Israeli singer and actress Liraz Charhi’s latest album has come at an unusually high cost – countless sleepless nights, concern about reprisals and the constant fear she was risking her collaborators’ lives.

To make Zan (“Woman”) Charhi defied the fundamentalist regime in Iran to work in secret with a group of Persian artists, many of whom were so terrified they chose to remain anonymous.

“I had this big dream to record an album with Iranian artists,” says Charhi. “I was very naive because it wasn’t easy. I posted to Instagram in late 2019 that I was looking for Iranian artists to co-operate with for my new album, I got overwhelmed with messages.”

Since 1979, artistic collaboration and visiting from Israel has been a punishable offence in the Islamic Republic of Iran. In May Iran criminalised many more types of co-operation with Israel, including using Israeli software. Authorities have also censored art and music forms of cultural expression, but the laws only vaguely define what “acts against morality” means.

About 20 artists from Tehran collaborated on Zan, sending contributions via the encripted message service, Telegram.

“I don’t even know how some of these artists look because they didn’t want their faces identified,” Charhi says. “I was afraid for a bit. My parents told me I should be afraid. I had sleepless nights for more than a year, and anxiety. I was asking the producer of the album, ‘Are we doing the right thing?’”

Charhi’s parents are from Iran and she identifies strongly with the nation her parents left in the ’70s, before the 1979 Islamic Revolution, when she was still a child. She has already released two Hebrew-language albums and this is her second in Farsi.

“For the last 42 years, since the revolution, women are not allowed to sing,” says Charhi, 42. “I felt this oppression in my home, as well. Girls are meant to be good, to be nice, to obey with their nice, Iranian manners. To explore myself as an artist, I had to break my own walls, speak up, and not apologise about the fact I’m Iranian and Israeli.”

Charhi is familiar to international audiences for her role on the hit Israeli television series on Apple TV+, Tehran, in which she plays Iranian-born Mossad spy, Yael Kadosh. Tehran was filmed in Athens in February, right before lockdown.

“It was natural for me to get inside this role, the fact that Yael’s trying to prove herself in a very masculine, tough world and to remain perfectionist and professional even though she’s scared,” says Charhi.

For Charhi, the question posed both by her musical projects and her role in Tehran is, can you be both an Israeli and Iranian woman, and how?

“Growing up, in my home I felt Iranian. My culture, my education, the food, the language of my parents. Outside, in school, I felt Israeli. I was looking for my identity for so long.

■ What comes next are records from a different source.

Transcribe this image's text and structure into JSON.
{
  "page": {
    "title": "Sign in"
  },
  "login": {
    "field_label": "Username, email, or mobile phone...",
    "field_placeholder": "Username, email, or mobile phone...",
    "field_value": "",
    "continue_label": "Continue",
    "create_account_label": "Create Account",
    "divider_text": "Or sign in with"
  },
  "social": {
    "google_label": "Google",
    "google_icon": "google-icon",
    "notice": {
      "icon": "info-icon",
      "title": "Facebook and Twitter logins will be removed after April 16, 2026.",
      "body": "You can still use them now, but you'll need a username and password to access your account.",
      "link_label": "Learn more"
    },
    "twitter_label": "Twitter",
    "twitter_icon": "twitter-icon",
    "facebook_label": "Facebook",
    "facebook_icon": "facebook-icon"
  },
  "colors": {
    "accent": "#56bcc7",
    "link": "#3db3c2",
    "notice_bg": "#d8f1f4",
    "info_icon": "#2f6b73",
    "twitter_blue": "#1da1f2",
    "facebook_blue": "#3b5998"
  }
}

My parents painted a beautiful Iran when I asked about it as a child, but what I see is extreme Islamic regime and people fighting for their freedom.”

Charhi’s first role was the movie Turn Left At The End Of The World, which took her to Los Angeles in 2006. She lived between Israel and Los Angeles for the next three years.

“People approached me and spoke Farsi,” she says. “I understood that I was living in Tehrangeles, not Los Angeles. There’s so many Iranian people there. I love the people, I had to explore more into my heritage and pull back from being a Hollywood actress.”

Charhi says the electro-pop sound of Zan is inspired by ’70s Persian artists, “I understood lots of musicians left Iran to learn music in Europe then they got back to Iran and wrote this music with a really underground vibe. I didn’t want it to sound polished.”

Charhi’s album is as much for the Iranian women of today as for her grandmother, who wanted to be a singer but married at 13 and obeyed the expectations of being a wife and mother.

“Our art can be the bridge,” says Charhi. “We cannot visit Iran and Iran cannot visit Israel, so this is the only thing we can do.”